Né à Boussu en 1890, Fernand Ansseau est le fils d’un marchand de meubles. Il fréquente d’abord l’école libre avant de devenir apprenti à l’imprimerie d’Alidor Thiry. Par la suite, il s’inscrit à l’Institut de musique de Dour. En 1908, il rentre au Conservatoire royal de Bruxelles, après avoir échoué au concours d’admission à Mons. Ainsi, le baryton devient un ténor. Boursier du gouvernement, il collectionne les distinctions et chante à la communion du prince Léopold. En 1913, à la fin de ses études, il obtient un engagement comme premier ténor d’opéra au Grand Théâtre de Boussu. Cependant, le début de la Première Guerre mondiale le ramène à Boussu si bien qu’il décide de se rendre sur Bruxelles. Là, il épouse la fille d’un musicien, Marie Cornélis.
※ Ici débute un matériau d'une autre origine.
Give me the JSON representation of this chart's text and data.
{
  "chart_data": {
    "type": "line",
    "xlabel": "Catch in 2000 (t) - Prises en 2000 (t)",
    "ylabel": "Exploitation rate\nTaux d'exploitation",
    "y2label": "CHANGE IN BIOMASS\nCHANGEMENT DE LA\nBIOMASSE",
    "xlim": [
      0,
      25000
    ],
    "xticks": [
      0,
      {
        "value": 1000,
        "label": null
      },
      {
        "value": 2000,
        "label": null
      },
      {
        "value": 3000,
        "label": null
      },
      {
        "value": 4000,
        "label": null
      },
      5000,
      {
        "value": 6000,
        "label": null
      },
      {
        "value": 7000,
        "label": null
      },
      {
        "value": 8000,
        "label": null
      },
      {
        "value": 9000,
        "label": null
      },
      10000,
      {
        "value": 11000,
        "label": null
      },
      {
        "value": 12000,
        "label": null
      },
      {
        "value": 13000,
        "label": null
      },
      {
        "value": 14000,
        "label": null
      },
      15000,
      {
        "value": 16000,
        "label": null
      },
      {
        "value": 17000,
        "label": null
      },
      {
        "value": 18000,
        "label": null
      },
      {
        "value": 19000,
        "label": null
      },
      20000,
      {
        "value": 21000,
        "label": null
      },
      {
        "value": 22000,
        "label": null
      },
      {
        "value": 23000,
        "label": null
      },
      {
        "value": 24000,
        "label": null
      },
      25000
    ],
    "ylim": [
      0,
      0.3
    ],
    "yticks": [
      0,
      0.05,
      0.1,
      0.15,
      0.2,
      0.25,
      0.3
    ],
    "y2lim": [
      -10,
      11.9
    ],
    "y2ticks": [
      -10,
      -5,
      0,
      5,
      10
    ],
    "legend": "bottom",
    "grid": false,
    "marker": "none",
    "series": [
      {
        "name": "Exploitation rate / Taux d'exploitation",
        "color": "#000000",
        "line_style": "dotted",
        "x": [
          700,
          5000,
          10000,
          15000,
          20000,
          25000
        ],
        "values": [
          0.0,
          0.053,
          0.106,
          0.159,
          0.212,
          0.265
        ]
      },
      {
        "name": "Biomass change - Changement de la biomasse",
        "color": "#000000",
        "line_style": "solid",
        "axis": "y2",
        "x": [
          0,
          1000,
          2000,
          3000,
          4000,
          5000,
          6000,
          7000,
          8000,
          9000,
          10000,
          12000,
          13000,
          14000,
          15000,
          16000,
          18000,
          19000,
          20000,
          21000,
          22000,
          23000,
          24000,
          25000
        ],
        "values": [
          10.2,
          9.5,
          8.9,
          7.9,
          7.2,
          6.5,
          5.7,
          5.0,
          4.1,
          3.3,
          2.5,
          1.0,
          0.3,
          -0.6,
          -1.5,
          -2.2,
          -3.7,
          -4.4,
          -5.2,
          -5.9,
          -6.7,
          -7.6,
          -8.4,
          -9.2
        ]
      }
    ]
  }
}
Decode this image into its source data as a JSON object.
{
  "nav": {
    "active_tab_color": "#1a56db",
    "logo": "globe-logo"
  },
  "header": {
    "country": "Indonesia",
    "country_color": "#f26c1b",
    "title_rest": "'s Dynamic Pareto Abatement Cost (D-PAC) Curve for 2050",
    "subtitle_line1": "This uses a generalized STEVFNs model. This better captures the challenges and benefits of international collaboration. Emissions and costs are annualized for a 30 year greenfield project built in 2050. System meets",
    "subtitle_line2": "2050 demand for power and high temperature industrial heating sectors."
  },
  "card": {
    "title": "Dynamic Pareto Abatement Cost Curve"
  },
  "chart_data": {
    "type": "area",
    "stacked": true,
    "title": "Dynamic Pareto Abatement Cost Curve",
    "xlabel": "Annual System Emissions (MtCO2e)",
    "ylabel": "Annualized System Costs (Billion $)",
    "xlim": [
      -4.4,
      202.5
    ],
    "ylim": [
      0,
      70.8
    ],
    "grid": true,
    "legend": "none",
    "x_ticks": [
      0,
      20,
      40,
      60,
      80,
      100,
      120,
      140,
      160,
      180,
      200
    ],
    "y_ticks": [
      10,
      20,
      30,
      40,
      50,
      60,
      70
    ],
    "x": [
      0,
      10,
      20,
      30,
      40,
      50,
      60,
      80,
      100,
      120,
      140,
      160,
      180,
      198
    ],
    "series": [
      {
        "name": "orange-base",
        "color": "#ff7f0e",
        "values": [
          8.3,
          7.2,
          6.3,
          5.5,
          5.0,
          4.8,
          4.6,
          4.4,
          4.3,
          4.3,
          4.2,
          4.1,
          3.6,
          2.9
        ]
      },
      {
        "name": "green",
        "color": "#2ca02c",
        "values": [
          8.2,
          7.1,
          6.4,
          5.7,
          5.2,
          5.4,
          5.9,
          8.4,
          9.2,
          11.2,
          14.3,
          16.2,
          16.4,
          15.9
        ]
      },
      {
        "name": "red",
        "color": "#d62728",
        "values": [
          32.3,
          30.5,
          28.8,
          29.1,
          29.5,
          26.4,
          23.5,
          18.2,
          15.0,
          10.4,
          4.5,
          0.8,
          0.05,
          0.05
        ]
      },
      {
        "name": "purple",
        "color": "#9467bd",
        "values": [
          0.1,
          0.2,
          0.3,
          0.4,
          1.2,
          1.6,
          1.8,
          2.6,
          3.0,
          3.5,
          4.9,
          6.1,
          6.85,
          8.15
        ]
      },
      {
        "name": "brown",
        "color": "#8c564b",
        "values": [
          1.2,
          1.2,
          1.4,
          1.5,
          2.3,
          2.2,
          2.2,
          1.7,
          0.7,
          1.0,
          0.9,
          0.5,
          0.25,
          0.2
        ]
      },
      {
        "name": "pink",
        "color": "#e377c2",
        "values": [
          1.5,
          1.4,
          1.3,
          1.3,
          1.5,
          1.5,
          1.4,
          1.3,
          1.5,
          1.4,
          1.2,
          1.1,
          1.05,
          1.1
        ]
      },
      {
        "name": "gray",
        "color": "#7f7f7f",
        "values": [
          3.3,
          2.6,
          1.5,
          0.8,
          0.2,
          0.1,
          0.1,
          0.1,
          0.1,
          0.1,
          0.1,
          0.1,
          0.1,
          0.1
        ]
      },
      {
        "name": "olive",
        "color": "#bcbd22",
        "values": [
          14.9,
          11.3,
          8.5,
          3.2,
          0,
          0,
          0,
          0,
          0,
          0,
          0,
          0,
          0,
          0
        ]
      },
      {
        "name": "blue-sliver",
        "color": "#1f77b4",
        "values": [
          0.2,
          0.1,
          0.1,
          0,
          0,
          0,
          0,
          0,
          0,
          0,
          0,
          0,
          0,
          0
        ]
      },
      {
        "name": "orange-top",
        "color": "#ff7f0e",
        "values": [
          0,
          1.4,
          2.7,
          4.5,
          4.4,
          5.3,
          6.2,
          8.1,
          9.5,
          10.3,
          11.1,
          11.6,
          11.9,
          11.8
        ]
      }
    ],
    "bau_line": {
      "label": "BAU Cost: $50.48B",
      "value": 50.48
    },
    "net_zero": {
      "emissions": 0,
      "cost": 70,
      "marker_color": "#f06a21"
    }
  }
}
Par ailleurs, il se produit à Bruxelles, Charleroi, Namur et Liège avant d’entamer une carrière hors de la Belgique à la fin de la Première Guerre mondiale. Au début du second conflit mondial, en 1940, refusant de chanter pour les Allemands, il délaisse la scène. Veuf en 1952, il se remarie en 1953 avec Marie-Louise Berger.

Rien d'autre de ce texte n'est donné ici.